Prometheus had stolen fire as a way of making up for his brother’s mistake in failing to assign humans the powers they needed to survive. With Prometheus out of the way, pinned to the Caucasus mountains, his brother, Epimetheus, had no one to protect him from himself. Prometheus had warned him not to accept any gifts from the Olympian gods, for a great gulf of enmity was set between them and the Titans, but when Zeus sent him fair Pandora, to be his wife, Epimetheus forgot his brother’s words and gladly took her in.

Up until then, men had lived free of crime and labor and illness, under the reign of Cronus. But Pandora, the first woman, with the malign curiosity of a thief, removed the great lid from the jar of evils and let them out into the world. All the human emotions—constructive, destructive, and futile—were released, except for hope alone. Only hope remains in the jar, by the will of Zeus, so that men live without the promise it brings. And this was the cruelest act, for Prometheus’ gift of fire had offered us hope.

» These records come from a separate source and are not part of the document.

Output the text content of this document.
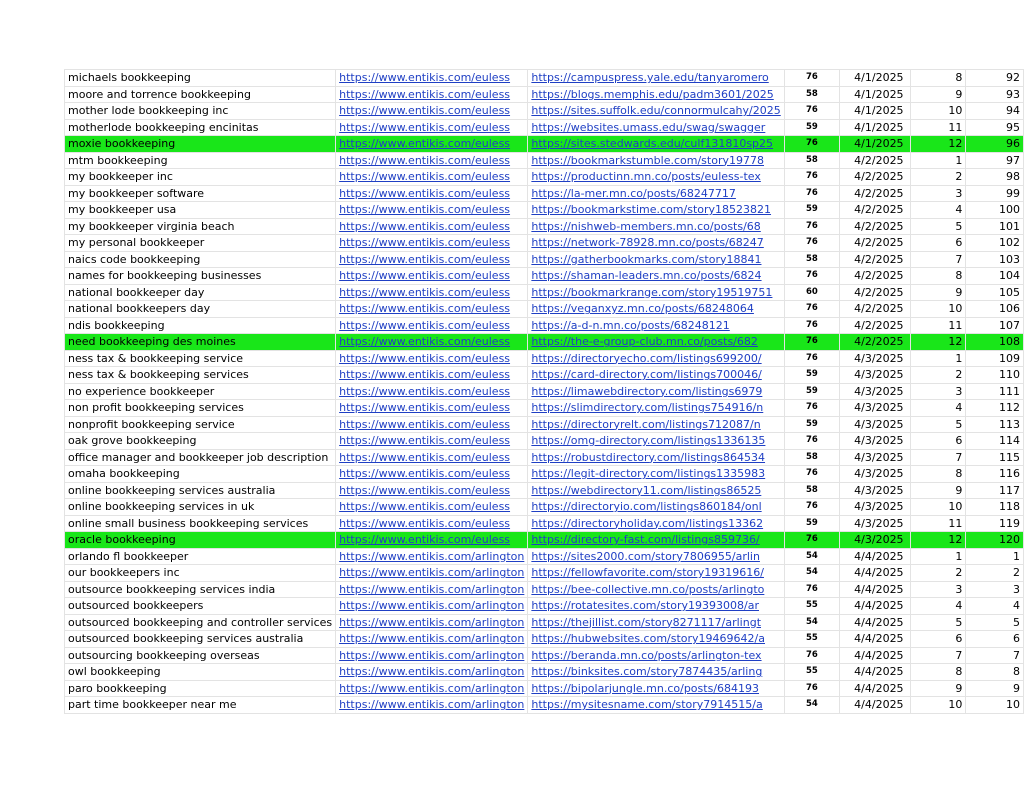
michaels bookkeeping	https://www.entikis.com/euless	https://campuspress.yale.edu/tanyaromero	76	4/1/2025	8	92
moore and torrence bookkeeping	https://www.entikis.com/euless	https://blogs.memphis.edu/padm3601/2025	58	4/1/2025	9	93
mother lode bookkeeping inc	https://www.entikis.com/euless	https://sites.suffolk.edu/connormulcahy/2025	76	4/1/2025	10	94
motherlode bookkeeping encinitas	https://www.entikis.com/euless	https://websites.umass.edu/swag/swagger	59	4/1/2025	11	95
moxie bookkeeping	https://www.entikis.com/euless	https://sites.stedwards.edu/culf131810sp25	76	4/1/2025	12	96
mtm bookkeeping	https://www.entikis.com/euless	https://bookmarkstumble.com/story19778	58	4/2/2025	1	97
my bookkeeper inc	https://www.entikis.com/euless	https://productinn.mn.co/posts/euless-tex	76	4/2/2025	2	98
my bookkeeper software	https://www.entikis.com/euless	https://la-mer.mn.co/posts/68247717	76	4/2/2025	3	99
my bookkeeper usa	https://www.entikis.com/euless	https://bookmarkstime.com/story18523821	59	4/2/2025	4	100
my bookkeeper virginia beach	https://www.entikis.com/euless	https://nishweb-members.mn.co/posts/68	76	4/2/2025	5	101
my personal bookkeeper	https://www.entikis.com/euless	https://network-78928.mn.co/posts/68247	76	4/2/2025	6	102
naics code bookkeeping	https://www.entikis.com/euless	https://gatherbookmarks.com/story18841	58	4/2/2025	7	103
names for bookkeeping businesses	https://www.entikis.com/euless	https://shaman-leaders.mn.co/posts/6824	76	4/2/2025	8	104
national bookkeeper day	https://www.entikis.com/euless	https://bookmarkrange.com/story19519751	60	4/2/2025	9	105
national bookkeepers day	https://www.entikis.com/euless	https://veganxyz.mn.co/posts/68248064	76	4/2/2025	10	106
ndis bookkeeping	https://www.entikis.com/euless	https://a-d-n.mn.co/posts/68248121	76	4/2/2025	11	107
need bookkeeping des moines	https://www.entikis.com/euless	https://the-e-group-club.mn.co/posts/682	76	4/2/2025	12	108
ness tax & bookkeeping service	https://www.entikis.com/euless	https://directoryecho.com/listings699200/	76	4/3/2025	1	109
ness tax & bookkeeping services	https://www.entikis.com/euless	https://card-directory.com/listings700046/	59	4/3/2025	2	110
no experience bookkeeper	https://www.entikis.com/euless	https://limawebdirectory.com/listings6979	59	4/3/2025	3	111
non profit bookkeeping services	https://www.entikis.com/euless	https://slimdirectory.com/listings754916/n	76	4/3/2025	4	112
nonprofit bookkeeping service	https://www.entikis.com/euless	https://directoryrelt.com/listings712087/n	59	4/3/2025	5	113
oak grove bookkeeping	https://www.entikis.com/euless	https://omg-directory.com/listings1336135	76	4/3/2025	6	114
office manager and bookkeeper job description	https://www.entikis.com/euless	https://robustdirectory.com/listings864534	58	4/3/2025	7	115
omaha bookkeeping	https://www.entikis.com/euless	https://legit-directory.com/listings1335983	76	4/3/2025	8	116
online bookkeeping services australia	https://www.entikis.com/euless	https://webdirectory11.com/listings86525	58	4/3/2025	9	117
online bookkeeping services in uk	https://www.entikis.com/euless	https://directoryio.com/listings860184/onl	76	4/3/2025	10	118
online small business bookkeeping services	https://www.entikis.com/euless	https://directoryholiday.com/listings13362	59	4/3/2025	11	119
oracle bookkeeping	https://www.entikis.com/euless	https://directory-fast.com/listings859736/	76	4/3/2025	12	120
orlando fl bookkeeper	https://www.entikis.com/arlington	https://sites2000.com/story7806955/arlin	54	4/4/2025	1	1
our bookkeepers inc	https://www.entikis.com/arlington	https://fellowfavorite.com/story19319616/	54	4/4/2025	2	2
outsource bookkeeping services india	https://www.entikis.com/arlington	https://bee-collective.mn.co/posts/arlingto	76	4/4/2025	3	3
outsourced bookkeepers	https://www.entikis.com/arlington	https://rotatesites.com/story19393008/ar	55	4/4/2025	4	4
outsourced bookkeeping and controller services	https://www.entikis.com/arlington	https://thejillist.com/story8271117/arlingt	54	4/4/2025	5	5
outsourced bookkeeping services australia	https://www.entikis.com/arlington	https://hubwebsites.com/story19469642/a	55	4/4/2025	6	6
outsourcing bookkeeping overseas	https://www.entikis.com/arlington	https://beranda.mn.co/posts/arlington-tex	76	4/4/2025	7	7
owl bookkeeping	https://www.entikis.com/arlington	https://binksites.com/story7874435/arling	55	4/4/2025	8	8
paro bookkeeping	https://www.entikis.com/arlington	https://bipolarjungle.mn.co/posts/684193	76	4/4/2025	9	9
part time bookkeeper near me	https://www.entikis.com/arlington	https://mysitesname.com/story7914515/a	54	4/4/2025	10	10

There can be no better future. Just as every day the eagle ate Prometheus’ liver, so each new dawn brings fresh toil and pain for mortal men in an endlessly repeating cycle. The Titan is bound no longer, but we are pinned by Pandora, now and forever, to the endless, wearisome cycle of procreation and production, of domesticity and death. Nevertheless, from time to time within this bitter existence a sweet fire blazes—a life that burns more brightly with a lust for glory, adventure, or vengeance, and is branded on the collective memory of humankind. These are the stories the Muse inspires in the hearts and minds of bards, to ignite our imaginations and allow us to bring our audience relief, however brief, from a world run by fickle gods. Praise be to the Muses, daughters of Zeus! Praise to all the gods!